All errors are instances of DanWSError with a code property:

client.onError((err) => {
  console.log(err.code);    // "AUTH_REJECTED"
  console.log(err.message); // "Token invalid"
});

| Code | Where | Description | |------|-------|-------------| | HEARTBEAT_TIMEOUT | Client | No heartbeat from server within 15s | | RECONNECT_EXHAUSTED | Client | All reconnection attempts failed | | AUTH_REJECTED | Client | Server rejected the auth token | | UNKNOWN_KEY_ID | Client | Received value for unregistered key | | REMOTE_ERROR | Client/Session | Error frame from remote peer | | NO_WEBSOCKET | Client | No WebSocket impl found (install ws) | | INVALID_OPTIONS | Server | Invalid constructor options | | INVALID_MODE | Server/Session | API not available in current mode | | VALUE_TOO_LARGE | Server | Serialized value exceeds maxValueSize | | INVALID_VALUE_TYPE | Internal | Value type mismatch for DataType | | FRAME_PARSE_ERROR | Internal | Malformed binary frame |


Protocol

dan-websocket uses DanProtocol v3.4 — a binary, DLE-framed protocol with 16 data types.
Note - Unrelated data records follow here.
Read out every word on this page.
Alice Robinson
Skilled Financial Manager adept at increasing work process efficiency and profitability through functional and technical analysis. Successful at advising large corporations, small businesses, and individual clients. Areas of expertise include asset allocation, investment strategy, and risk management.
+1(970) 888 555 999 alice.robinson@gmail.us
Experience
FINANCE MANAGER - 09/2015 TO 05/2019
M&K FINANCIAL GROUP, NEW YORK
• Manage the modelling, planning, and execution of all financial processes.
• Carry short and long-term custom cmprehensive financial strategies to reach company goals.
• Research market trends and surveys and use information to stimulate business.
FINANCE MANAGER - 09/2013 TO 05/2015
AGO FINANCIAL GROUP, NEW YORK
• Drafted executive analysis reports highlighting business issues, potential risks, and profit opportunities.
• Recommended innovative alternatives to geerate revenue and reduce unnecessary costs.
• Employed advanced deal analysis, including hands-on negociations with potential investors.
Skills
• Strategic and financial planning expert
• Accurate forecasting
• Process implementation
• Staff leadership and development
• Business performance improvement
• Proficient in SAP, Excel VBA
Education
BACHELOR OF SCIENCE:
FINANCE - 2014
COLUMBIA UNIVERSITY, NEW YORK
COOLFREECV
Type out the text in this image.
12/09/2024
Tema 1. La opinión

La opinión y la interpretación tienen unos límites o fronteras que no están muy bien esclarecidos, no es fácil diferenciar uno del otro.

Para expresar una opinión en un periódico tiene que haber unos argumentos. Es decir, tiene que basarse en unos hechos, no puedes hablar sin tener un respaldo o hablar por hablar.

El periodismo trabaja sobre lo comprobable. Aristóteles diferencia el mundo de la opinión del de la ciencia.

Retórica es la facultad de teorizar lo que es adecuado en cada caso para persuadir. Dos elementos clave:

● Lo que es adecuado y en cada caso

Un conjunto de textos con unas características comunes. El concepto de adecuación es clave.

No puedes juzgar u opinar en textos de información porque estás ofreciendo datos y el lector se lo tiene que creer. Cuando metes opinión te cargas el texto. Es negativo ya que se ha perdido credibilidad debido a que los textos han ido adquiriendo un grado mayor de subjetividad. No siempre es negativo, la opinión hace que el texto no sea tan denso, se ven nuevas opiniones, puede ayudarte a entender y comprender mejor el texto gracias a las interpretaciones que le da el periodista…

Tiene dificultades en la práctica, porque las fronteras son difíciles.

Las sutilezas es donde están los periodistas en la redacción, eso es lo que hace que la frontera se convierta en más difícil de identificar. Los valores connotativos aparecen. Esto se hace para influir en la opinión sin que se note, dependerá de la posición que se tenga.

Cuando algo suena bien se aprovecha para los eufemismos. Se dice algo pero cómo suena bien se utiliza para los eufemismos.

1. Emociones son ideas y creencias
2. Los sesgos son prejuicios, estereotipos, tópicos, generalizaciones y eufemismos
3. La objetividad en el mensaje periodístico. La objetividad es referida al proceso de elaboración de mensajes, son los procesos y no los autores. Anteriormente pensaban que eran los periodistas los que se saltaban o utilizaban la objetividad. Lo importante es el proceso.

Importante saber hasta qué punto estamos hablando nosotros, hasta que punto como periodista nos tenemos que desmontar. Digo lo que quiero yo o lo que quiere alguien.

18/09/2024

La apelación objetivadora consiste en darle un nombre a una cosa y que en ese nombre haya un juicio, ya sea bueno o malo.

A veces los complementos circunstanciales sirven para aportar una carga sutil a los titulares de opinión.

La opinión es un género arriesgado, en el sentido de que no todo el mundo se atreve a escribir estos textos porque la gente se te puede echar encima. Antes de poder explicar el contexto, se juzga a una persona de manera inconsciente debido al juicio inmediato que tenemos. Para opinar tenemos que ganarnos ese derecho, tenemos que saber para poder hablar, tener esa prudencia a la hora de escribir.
See dan-protocol.md for the full specification.

Key protocol features:

  • DLE-framed: self-synchronizing frames without length prefixes
  • 4-byte KeyID: supports 4B+ unique keys
  • 16 data types including VarInteger, VarDouble, VarFloat
  • ServerKeyDelete + ClientKeyRequest for incremental key lifecycle
  • SERVER_FLUSH_END batch boundary for render-safe updates
  • Heartbeat via DLE+ENQ

Cross-Language

| Language | Package | Install | |----------|---------|---------| | TypeScript | dan-websocket | npm install dan-websocket | | Java | io.github.justdancecloud:dan-websocket | Gradle / Maven |

Wire-compatible. A TypeScript server can serve Java clients and vice versa.